When drones and virtual reality come together in an out-of-body experience

Raphael Pirker, the entrepreneur behind Team BlackSheep, asked me if I saw the birds. Tilting my head up at the foggy skies above the hills of Moraga, California, I couldn’t see them — my view didn’t change, no matter which way I turned my head.

I had forgotten that my eyes were not my own — they belonged to a drone named Gemini.

I tilted my head back down, instinctively looking at the controller in my hands, even though I couldn’t see that either. My view, still of the mountains and the foggy sky, stayed the same. My thumb nudged the left joystick forward, and my line of vision went up until I finally saw three black birds circling near me, their outlines a bit fuzzy.

My body was a hundred feet below, standing on a hilltop a half hour east of the San Francisco Bay. The birds were high in the sky, and my drone, with its camera pointing toward them, was now flying at the same altitude. The buzzing eventually scared them off, and I thumbed the joystick down and guided the drone back toward me.

My body came into view: white goggles strapped to my face, controller in my hands, shoes soaked in the wet grass. It was the first time in my life I had stared at myself — from outside of myself.

Gigaom staffer Biz Carson tries her hand at flying a drone.

First-person drones

Before last week’s adventure in the East Bay’s hills, the one time I’d test-flown a drone was inside the Gigaom office, where the GPS didn’t work and the slightest flick of my finger on the handset sent the drone straight into the ceiling and crashing into the floor. Drones are meant to be flown outdoors, where GPS coordinates can pick them up and guide them, and you’re left tracking a whizzing orb in the sky with your eyes and maneuvering it via a controller it in your hands.

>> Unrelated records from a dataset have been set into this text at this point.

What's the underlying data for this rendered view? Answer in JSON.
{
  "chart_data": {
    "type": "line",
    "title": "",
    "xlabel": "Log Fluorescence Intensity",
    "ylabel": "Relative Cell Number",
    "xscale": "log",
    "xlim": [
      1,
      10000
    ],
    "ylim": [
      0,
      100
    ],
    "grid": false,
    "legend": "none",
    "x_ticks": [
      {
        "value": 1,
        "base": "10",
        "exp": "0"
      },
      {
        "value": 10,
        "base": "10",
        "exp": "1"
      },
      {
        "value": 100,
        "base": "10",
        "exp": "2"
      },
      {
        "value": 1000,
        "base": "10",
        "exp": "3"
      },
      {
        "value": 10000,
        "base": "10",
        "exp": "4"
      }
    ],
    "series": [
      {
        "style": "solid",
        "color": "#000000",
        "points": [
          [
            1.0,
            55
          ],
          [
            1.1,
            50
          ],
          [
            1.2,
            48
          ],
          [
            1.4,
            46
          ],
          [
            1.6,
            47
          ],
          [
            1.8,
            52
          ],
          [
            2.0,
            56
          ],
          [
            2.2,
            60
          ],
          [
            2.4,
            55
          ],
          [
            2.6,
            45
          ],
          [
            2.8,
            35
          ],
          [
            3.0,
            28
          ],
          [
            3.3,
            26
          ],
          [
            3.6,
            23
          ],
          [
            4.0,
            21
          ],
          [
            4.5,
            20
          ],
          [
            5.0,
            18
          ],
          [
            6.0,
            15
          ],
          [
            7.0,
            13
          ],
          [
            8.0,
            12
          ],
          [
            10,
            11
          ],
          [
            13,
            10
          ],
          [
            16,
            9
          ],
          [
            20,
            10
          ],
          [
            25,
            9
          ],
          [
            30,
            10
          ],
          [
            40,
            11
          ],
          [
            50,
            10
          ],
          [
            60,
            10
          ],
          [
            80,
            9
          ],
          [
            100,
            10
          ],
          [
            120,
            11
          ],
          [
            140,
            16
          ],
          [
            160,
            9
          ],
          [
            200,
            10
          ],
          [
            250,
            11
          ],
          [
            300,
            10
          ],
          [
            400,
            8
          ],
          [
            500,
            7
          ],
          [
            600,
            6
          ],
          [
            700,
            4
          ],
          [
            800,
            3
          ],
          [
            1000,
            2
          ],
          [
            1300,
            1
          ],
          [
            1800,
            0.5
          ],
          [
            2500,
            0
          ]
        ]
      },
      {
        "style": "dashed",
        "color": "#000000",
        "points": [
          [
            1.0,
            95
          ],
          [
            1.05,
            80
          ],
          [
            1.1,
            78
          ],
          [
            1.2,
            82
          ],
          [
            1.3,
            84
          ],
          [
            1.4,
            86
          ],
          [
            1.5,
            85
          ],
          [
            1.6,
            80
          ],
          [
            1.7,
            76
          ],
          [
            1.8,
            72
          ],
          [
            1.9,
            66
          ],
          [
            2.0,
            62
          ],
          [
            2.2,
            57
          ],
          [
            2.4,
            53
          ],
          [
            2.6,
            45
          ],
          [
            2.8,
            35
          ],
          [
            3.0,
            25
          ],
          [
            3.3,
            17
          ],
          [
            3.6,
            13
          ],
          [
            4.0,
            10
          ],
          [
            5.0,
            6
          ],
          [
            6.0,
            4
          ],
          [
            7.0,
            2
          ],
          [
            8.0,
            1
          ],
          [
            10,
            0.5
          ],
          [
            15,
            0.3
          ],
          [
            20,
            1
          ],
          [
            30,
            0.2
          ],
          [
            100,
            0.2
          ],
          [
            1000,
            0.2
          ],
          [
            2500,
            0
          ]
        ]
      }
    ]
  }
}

But that day in Moraga, I was with my Gigaom colleague Signe Brewster and drone advocate Raphael Pirker, who was in town from Hong Kong where he runs Team BlackSheep to go drone racing. It’s a natural progression for drone hobbyists, Pirker explained. Once they get good at flying around, people turn competitive and start racing in a kind of Star Wars–style pod-racing thing of the future.

First-person-view drones, or FPV drones, operate a little differently from the hobby drones you most often hear about in the news. They’re operated by relaying the video stream from the drone’s camera into a pair of virtual reality goggles, instead of piloting the device by just watching it in the sky.

But it’s not virtual reality in a typical sense. Most VR products tout a 360-degree experience — you can stand in a room and look all around it. FPV drones have a fixed view, so you can’t see what’s around the drone, only what the camera on the drone is seeing. Compared to Microsoft’s HoloLens project, FPV drones are not considered augmented reality either since you’re not using your own eyes to see reality with a projection upon it. In the Fat Shark–branded goggles, my peripheral vision was all black, but my eyes were focused on the green hills and gray horizon — not a virtual environment, but a future use case for VR technology.